Penganekaragaman konsumsi pangan menjadi salah satu pilar utama dalam mewujudkan gizi seimbang di Indonesia. Hal ini diukur melalui Pola Pangan Harapan (PPH), yang mencerminkan kualitas konsumsi pangan dan kecukupan gizi masyarakat. Dalam RPJMN, pencapaian skor PPH sendiri menjadi indikator penting yang dipantau secara konsisten dari tahun ke tahun.
“Skor ini tidak hanya menunjukkan keberhasilan program diversifikasi pangan tetapi juga menjadi acuan untuk mengidentifikasi area yang memerlukan intervensi kebijakan lebih lanjut.” jelas Direktur Penganekaragaman Konsumsi Pangan Badan Pangan Nasional/National Food Agency (NFA), Rinna Syawal dalam pertemuan penyusunan Direktori PPH Konsumsi di Kalimantan Timur (21/11).

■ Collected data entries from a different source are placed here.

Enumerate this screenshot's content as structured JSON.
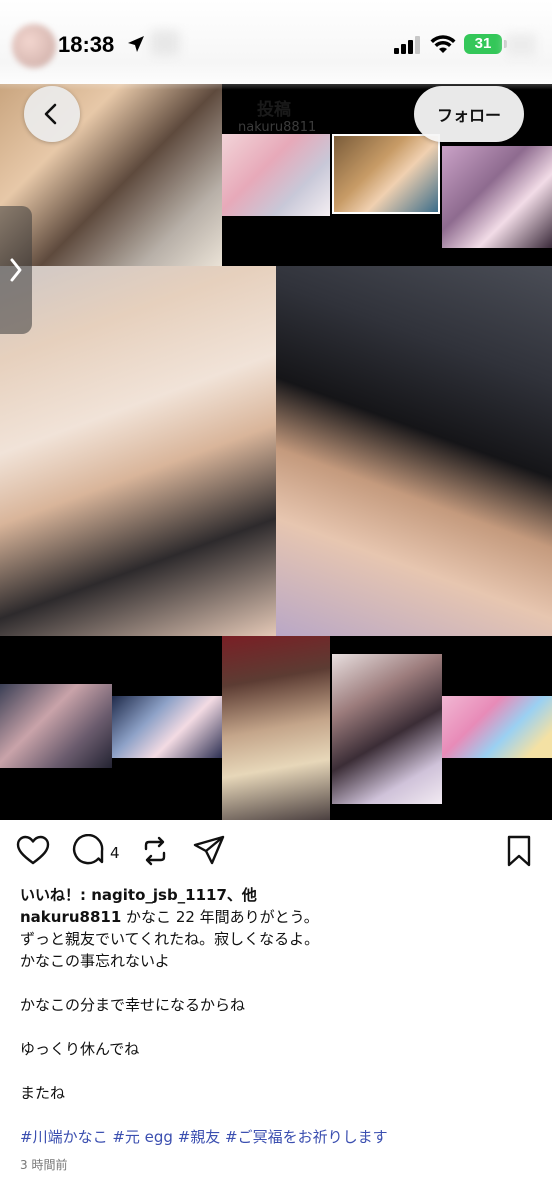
{
  "status_bar": {
    "time": "18:38",
    "battery": "31"
  },
  "post_header": {
    "title": "投稿",
    "subtitle": "nakuru8811",
    "follow_label": "フォロー"
  },
  "actions": {
    "comment_count": "4"
  },
  "caption": {
    "likes_line": "いいね！: nagito_jsb_1117、他",
    "username": "nakuru8811",
    "lines": [
      " かなこ 22 年間ありがとう。",
      "ずっと親友でいてくれたね。寂しくなるよ。",
      "かなこの事忘れないよ",
      "",
      "かなこの分まで幸せになるからね",
      "",
      "ゆっくり休んでね",
      "",
      "またね"
    ],
    "hashtags": "#川端かなこ #元 egg #親友 #ご冥福をお祈りします",
    "timestamp": "3 時間前"
  },
  "icons": {
    "back": "chevron-left-icon",
    "side": "chevron-right-icon",
    "like": "heart-icon",
    "comment": "comment-bubble-icon",
    "repost": "repost-icon",
    "share": "send-icon",
    "save": "bookmark-icon"
  },
  "colors": {
    "battery": "#34c759",
    "hashtag": "#3b4fb0"
  }
}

Meski demikian, menurut Rinna kesenjangan antara skor ideal dan realisasi masih menjadi tantangan. Analisis data konsumsi pangan menunjukkan adanya ketidaksesuaian pola konsumsi dengan rekomendasi gizi seimbang. Oleh karena itu, analisis mendalam terhadap penyebab ketidaksesuaian pola konsumsi sangat dibutuhkan.
Hasil analisis tersebut dikatakan Rinna dapat menjadi dasar untuk menyusun rekomendasi kebijakan yang lebih efektif, termasuk mendukung program diversifikasi pangan sesuai dengan karakteristik lokal dan dinamika sosial ekonomi masyarakat.
“Untuk meningkatkan skor PPH, diperlukan intervensi yang konsisten dan berbasis data. Intervensi ini mencakup edukasi masyarakat, penguatan program pangan lokal, serta kebijakan untuk meningkatkan ketersediaan dan akses terhadap pangan bergizi. Tanpa pendekatan yang terintegrasi, upaya meningkatkan skor PPH dapat terhambat oleh kompleksitas permasalahan di lapangan.” papar Rinna.
Pada kesempatan yang sama, Kepala Dinas Pangan, Tanaman Pangan, dan Hortikultura Provinsi Kalimantan Timur, Siti Farisyah Yana menyebutkan tahun ini Provinsi Kalimantan Timur bersama 4 kabupaten/kota, yaitu Kabupaten Kutai Barat, Kutai Kartanegara, Penajam Paser Utara, dan Kota Samarinda mengalami peningkatan skor PPH.